A Contrived Task to Illustrate How to Access AIE Kernel I/O Ports - 2025.1 English - XD100

Vitis Tutorials: AI Engine Development (XD100)

Document ID
XD100
Release Date
2025-08-25
Version
2025.1 English

The contrived task shown in Fig. 11 shows how to access the input and output ports available to an AIE tile within a kernel program.

Fig. 11: A contrived task to illustrate the different I/O ports on the AI engine Fig. 11: A Contrived Task to Illustrate the Different I/O Ports on the AI Engine

The left side of the figure shows the mathematical description. Bold uppercase variables denote matrices, with the subscripts denoting the matrix sizes.

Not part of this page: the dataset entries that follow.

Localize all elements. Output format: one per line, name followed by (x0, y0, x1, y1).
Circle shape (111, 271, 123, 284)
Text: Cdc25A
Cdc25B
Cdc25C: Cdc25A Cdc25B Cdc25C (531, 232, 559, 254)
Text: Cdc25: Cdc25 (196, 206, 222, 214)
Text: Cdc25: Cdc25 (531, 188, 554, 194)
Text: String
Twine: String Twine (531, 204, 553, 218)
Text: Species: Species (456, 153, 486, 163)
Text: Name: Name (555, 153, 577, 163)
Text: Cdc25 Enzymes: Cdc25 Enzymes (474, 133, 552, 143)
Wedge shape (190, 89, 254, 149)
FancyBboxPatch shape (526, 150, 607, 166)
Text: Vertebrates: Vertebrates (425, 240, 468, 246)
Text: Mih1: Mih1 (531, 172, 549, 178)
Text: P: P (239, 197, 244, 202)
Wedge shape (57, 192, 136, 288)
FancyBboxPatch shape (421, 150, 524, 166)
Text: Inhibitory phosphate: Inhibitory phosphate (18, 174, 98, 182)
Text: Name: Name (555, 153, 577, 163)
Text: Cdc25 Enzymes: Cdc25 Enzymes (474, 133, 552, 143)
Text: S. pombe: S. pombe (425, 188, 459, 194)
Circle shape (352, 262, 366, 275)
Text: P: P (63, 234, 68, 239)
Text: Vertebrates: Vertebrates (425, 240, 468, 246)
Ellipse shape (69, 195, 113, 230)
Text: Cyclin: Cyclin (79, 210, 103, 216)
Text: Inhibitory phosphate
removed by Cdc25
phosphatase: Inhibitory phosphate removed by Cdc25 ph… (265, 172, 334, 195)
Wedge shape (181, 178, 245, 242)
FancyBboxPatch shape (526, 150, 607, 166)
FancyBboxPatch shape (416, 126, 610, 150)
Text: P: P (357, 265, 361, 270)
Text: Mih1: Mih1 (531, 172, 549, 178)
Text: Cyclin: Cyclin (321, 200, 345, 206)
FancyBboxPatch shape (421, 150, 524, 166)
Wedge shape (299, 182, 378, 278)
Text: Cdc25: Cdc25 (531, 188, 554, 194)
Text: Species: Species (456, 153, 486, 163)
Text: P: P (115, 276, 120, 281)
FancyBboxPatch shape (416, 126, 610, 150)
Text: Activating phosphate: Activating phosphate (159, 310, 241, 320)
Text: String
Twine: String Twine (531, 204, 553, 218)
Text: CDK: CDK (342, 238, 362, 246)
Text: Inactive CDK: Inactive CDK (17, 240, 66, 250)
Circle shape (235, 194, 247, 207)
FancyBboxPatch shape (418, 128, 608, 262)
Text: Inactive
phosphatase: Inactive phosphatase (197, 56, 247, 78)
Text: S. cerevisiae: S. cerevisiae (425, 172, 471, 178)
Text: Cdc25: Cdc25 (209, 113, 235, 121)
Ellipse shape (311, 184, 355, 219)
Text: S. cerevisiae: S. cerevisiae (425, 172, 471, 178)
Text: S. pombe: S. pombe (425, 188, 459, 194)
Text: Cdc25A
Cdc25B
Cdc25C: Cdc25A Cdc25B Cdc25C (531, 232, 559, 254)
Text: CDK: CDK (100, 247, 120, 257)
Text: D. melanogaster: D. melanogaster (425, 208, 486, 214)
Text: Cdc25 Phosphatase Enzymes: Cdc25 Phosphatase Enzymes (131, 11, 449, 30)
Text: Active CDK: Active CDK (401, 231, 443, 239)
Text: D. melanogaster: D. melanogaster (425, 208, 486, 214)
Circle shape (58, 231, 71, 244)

Bold lowercase variables denote vectors, with the subscripts denoting the vector sizes. Italicized variables denote scalars.

Calculation steps:

  1. Calculate the squared magnitude of the input complex vector x

  2. Calculate the products of the 4x4 input matrices AC, DF, BC, and EF

  3. Concatenate the resulting matrix products into an 8x8 matrix

  4. Calculate the vector u as the product of the 8x8 matrix and the squared magnitude of x

  5. If the input scalar is zero, calculate the output vector as the sum of u and the input vector y; otherwise, the output vector is the difference u - y

The block diagram on the right shows the required calculations more clearly. Note that it also shows the dependencies between calculations, which as a bonus, also shows which calculations can be done in parallel.

In this contrived task, the input matrices are provided through buffers, and the input vectors through streams. The resultant vector u is handled as an accumulator cascade, and the scalar w as an input RTP.

Note that two simulation modes are available when developing AIE kernels:

  • Functional: Source code is compiled to run on the x86 host development platform. This allows fast simulations to check the veracity of the code.

  • Emulation: Source code is compiled to run on the AI engine. It is slower than functional simulation but provides cycle approximate information to estimate throughput and latency when using real hardware.